Aujourd’hui, c’est la journée nationale des DYS. Aujourd’hui, cette journée est importante car de nombreux enfants et adultes DYS souffrent de la méconnaissance de ce « monde parallèle ».

Pour m’aider dans cette journée nationale, j’ai fait appel à Régine Salvat, auteure de « Une histoire à tenir debout », maman de Rémy, DYS. Merci à elle pour ce partage !

C’est un petit bonhomme vif et curieux de tout. Intelligent, c’est évident. Pourtant, il ne peut ni lire, ni écrire. Il le voudrait, il se démène pour, mais il ne peut.

Il s’appelle Rémy, il est enfant né « dys ». Dyspraxique visuo spatial sévère et du coup, dysgraphique, dyslexique, dysorthographique, dyscalculique, une énumération de troubles « dys », un petit mot qui veut dire que tout apprentissage est dysfficile. Les gestes du quotidien, se laver, s’habiller, manger, jouer au ballon et faire du vélo comme les autres. Et puis l’école, bien sûr. Comment suivre à l’école quand tout est compliqué ?

Rémy, c’est en grande section de maternelle que sa vie (et la nôtre) a basculé.
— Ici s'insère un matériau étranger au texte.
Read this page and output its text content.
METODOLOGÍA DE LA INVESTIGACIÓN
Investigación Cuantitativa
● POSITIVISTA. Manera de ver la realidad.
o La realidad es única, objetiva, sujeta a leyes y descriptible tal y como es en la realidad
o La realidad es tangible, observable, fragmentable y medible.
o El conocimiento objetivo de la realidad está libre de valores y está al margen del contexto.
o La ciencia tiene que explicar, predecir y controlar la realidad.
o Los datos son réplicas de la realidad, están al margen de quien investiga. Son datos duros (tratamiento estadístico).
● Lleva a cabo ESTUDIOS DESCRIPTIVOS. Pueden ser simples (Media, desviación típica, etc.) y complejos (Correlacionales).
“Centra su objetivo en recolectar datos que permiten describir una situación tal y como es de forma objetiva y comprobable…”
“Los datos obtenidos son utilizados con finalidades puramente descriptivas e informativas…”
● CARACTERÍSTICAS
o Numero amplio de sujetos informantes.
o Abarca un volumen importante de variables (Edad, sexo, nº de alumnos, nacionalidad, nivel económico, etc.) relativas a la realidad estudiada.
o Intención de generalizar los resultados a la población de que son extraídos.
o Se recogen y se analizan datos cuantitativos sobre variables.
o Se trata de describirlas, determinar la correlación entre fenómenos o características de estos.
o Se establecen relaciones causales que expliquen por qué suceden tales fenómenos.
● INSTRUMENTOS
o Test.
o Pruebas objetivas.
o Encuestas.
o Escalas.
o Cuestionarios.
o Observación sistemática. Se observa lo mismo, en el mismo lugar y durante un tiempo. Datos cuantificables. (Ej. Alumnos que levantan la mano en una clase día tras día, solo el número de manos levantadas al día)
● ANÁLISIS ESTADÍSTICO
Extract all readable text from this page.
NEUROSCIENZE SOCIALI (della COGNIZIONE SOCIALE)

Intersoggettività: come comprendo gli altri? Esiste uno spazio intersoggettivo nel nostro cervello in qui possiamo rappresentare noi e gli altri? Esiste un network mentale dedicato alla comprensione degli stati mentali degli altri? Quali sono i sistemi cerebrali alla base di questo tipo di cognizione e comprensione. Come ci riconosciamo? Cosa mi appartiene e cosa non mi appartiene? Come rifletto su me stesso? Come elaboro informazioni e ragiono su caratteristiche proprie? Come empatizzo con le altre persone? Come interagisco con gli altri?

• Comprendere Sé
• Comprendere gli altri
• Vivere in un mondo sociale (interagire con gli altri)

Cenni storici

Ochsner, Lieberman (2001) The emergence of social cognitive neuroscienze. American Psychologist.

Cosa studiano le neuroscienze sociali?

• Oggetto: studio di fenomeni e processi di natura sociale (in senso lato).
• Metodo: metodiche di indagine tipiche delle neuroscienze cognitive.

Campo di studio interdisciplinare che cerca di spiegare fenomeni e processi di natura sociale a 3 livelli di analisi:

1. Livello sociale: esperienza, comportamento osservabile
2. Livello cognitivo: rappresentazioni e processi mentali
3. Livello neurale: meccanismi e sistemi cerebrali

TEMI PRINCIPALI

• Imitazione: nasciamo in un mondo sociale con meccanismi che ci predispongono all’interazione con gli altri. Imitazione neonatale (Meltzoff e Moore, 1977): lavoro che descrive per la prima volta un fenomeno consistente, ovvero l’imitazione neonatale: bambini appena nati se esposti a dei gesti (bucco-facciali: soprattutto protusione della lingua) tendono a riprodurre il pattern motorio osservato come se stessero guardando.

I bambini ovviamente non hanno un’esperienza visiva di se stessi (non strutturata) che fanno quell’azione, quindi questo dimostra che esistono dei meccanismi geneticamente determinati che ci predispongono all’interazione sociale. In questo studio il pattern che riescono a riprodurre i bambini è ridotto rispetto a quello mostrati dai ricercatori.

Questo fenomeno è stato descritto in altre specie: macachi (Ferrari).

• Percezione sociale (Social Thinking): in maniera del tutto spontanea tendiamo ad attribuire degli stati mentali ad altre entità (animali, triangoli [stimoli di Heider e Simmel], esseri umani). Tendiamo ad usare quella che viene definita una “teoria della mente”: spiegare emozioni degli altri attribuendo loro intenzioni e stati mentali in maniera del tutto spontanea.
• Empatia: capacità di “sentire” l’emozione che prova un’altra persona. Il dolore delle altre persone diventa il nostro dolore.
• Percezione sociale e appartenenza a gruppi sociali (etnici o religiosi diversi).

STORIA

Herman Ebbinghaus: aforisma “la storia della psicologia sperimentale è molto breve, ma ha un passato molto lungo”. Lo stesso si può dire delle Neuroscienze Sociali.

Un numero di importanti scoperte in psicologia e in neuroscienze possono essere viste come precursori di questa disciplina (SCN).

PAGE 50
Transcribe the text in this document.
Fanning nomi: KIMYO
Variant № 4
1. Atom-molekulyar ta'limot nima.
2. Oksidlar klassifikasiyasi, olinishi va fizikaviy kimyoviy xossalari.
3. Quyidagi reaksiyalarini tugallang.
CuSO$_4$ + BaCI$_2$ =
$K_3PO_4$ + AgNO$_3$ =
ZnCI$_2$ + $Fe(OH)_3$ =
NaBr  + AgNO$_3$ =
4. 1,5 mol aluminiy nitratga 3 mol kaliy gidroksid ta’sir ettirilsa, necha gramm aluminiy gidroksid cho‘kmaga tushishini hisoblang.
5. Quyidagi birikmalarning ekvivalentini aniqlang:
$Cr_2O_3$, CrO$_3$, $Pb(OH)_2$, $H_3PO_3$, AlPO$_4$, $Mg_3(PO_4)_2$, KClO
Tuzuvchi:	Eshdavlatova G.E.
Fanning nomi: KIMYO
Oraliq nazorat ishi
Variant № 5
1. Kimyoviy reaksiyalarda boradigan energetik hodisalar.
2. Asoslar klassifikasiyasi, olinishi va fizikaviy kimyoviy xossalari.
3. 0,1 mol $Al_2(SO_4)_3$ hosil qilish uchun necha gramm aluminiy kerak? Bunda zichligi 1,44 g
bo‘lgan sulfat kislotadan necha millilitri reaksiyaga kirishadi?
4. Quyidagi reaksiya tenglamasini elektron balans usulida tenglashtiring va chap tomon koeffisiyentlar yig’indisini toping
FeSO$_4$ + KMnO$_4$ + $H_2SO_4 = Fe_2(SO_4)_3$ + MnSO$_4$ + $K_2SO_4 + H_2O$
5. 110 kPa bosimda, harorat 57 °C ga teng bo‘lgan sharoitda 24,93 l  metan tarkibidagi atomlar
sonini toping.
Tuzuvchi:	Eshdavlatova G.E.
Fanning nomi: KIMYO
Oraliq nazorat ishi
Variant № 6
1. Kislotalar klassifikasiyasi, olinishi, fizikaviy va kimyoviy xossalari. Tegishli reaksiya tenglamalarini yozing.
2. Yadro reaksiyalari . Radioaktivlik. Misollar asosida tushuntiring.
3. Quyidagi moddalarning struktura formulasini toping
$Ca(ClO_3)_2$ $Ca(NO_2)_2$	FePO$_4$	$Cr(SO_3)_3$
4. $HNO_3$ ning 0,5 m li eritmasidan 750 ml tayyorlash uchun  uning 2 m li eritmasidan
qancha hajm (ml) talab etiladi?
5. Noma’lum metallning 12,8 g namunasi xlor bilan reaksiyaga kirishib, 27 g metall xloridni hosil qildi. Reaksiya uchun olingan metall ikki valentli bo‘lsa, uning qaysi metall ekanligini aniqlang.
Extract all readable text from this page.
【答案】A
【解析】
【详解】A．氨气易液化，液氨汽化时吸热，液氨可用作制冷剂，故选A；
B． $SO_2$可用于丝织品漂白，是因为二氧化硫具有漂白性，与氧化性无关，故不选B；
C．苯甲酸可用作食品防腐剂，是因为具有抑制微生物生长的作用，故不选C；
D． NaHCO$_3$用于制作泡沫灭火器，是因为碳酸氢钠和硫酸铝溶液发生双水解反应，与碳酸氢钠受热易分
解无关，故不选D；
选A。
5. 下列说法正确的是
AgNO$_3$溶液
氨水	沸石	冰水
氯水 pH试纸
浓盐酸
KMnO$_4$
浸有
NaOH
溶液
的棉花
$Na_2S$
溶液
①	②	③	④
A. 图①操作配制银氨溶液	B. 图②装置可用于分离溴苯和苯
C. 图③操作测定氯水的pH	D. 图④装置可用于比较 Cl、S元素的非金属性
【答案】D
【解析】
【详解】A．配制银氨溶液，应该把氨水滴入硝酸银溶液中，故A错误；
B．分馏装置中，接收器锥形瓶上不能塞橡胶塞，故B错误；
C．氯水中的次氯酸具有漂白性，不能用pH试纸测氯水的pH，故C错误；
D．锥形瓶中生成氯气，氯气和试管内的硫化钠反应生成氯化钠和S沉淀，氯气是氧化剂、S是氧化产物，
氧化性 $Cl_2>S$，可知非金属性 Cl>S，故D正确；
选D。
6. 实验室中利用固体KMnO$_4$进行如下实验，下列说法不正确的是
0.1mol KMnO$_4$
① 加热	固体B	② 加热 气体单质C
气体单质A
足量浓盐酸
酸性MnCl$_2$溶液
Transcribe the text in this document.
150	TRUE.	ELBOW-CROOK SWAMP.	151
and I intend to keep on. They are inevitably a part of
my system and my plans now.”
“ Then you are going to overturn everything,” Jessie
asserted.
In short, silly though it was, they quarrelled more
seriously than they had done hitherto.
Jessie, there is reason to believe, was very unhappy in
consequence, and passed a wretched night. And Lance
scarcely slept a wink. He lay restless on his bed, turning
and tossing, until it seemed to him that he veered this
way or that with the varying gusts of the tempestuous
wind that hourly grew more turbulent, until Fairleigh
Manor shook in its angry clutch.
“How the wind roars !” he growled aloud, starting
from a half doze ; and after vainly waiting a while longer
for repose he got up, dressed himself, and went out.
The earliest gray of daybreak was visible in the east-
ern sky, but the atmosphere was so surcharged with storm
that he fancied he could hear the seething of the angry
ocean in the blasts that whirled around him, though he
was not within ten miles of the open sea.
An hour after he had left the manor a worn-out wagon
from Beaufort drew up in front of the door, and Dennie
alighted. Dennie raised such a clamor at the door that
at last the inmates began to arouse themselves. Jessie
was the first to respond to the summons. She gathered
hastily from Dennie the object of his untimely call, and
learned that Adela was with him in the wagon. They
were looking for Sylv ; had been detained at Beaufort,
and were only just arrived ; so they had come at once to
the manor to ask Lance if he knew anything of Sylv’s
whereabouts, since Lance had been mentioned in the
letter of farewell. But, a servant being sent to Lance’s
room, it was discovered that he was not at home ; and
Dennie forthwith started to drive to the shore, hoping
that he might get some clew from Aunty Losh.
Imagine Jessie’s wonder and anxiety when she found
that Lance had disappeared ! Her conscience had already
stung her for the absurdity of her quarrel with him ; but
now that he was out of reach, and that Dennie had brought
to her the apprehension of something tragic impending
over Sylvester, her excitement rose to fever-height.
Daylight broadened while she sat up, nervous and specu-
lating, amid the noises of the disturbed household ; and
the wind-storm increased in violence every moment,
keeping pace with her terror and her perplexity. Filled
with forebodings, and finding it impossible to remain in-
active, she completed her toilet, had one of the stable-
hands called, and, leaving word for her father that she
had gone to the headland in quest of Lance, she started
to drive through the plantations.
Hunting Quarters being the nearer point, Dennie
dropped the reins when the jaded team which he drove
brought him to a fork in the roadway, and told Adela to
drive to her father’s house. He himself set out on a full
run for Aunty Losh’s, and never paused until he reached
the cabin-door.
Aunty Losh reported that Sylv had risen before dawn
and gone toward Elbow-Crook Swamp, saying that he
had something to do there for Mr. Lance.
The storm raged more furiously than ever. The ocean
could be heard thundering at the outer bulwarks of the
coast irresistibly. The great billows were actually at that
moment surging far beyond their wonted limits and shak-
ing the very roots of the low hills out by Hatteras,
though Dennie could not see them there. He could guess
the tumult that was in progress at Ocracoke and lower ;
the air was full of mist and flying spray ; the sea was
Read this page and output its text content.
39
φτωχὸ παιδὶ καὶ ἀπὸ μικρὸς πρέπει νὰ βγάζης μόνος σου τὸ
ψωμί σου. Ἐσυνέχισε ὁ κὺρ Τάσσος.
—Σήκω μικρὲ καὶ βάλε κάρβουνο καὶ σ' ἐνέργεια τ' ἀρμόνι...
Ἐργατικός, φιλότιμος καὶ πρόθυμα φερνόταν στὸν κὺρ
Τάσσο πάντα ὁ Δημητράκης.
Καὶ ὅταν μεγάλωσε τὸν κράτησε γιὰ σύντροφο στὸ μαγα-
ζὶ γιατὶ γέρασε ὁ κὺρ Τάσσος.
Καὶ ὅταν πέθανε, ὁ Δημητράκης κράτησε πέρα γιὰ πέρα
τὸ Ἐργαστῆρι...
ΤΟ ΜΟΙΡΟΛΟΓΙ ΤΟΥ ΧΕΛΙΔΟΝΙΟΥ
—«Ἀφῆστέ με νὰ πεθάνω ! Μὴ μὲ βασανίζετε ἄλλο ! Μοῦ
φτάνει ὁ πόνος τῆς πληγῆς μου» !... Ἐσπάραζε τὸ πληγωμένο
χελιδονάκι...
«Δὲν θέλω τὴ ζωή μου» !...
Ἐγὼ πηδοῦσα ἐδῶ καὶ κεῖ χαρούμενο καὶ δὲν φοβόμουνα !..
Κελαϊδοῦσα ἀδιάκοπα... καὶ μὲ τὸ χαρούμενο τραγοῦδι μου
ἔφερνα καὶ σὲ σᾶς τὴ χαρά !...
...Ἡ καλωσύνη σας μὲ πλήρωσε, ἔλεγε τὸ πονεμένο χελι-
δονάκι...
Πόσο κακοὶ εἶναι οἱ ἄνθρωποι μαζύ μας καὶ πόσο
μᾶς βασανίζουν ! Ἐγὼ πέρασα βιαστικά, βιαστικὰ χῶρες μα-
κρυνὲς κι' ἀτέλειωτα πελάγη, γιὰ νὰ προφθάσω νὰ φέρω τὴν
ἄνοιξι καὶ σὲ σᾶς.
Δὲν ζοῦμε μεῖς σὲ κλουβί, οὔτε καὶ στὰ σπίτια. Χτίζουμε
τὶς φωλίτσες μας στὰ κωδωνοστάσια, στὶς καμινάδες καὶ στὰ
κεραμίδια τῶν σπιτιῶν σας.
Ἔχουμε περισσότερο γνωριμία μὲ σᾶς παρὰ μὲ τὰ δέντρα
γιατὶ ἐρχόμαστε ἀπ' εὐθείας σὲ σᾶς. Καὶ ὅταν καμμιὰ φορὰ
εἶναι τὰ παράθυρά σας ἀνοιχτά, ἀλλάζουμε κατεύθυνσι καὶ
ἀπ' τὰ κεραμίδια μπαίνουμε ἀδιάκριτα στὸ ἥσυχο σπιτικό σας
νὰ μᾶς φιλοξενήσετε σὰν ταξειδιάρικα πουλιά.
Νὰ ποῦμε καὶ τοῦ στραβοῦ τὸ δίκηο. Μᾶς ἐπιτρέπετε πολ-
Vers vous, voici des extraits de mon livre «  Une histoire à tenir debout » (Edts Jean-Claude Lattès). Extraits du tout début du parcours de vie de Rémy, ce vécu qu’il m’a demandé de conter. Pour éviter que d’autres enfants et familles ne vivent des parcours d’errance diagnostique et ne subissent moqueries et sévices. Du vécu qui dit bien plus que des ouvrages spécialisés sur « les troubles dys et troubles spécifiques du langage et des apprentissages ». J’espère qu’ils vous permettront de comprendre ces enfants formidables dont la volonté force l’admiration, parfois démolis par notre « système ». Les enfants dys, toutes formes confondues, seraient environ 10% des petits (et grands) élèves. Un certain nombre d’entre eux non diagnostiqués, sont encore traités de cancres…

L’ANNONCE DU DIAGNOSTIC ( extrait « Une histoire à tenir debout » de Régine Salvat-Edts JC Lattès)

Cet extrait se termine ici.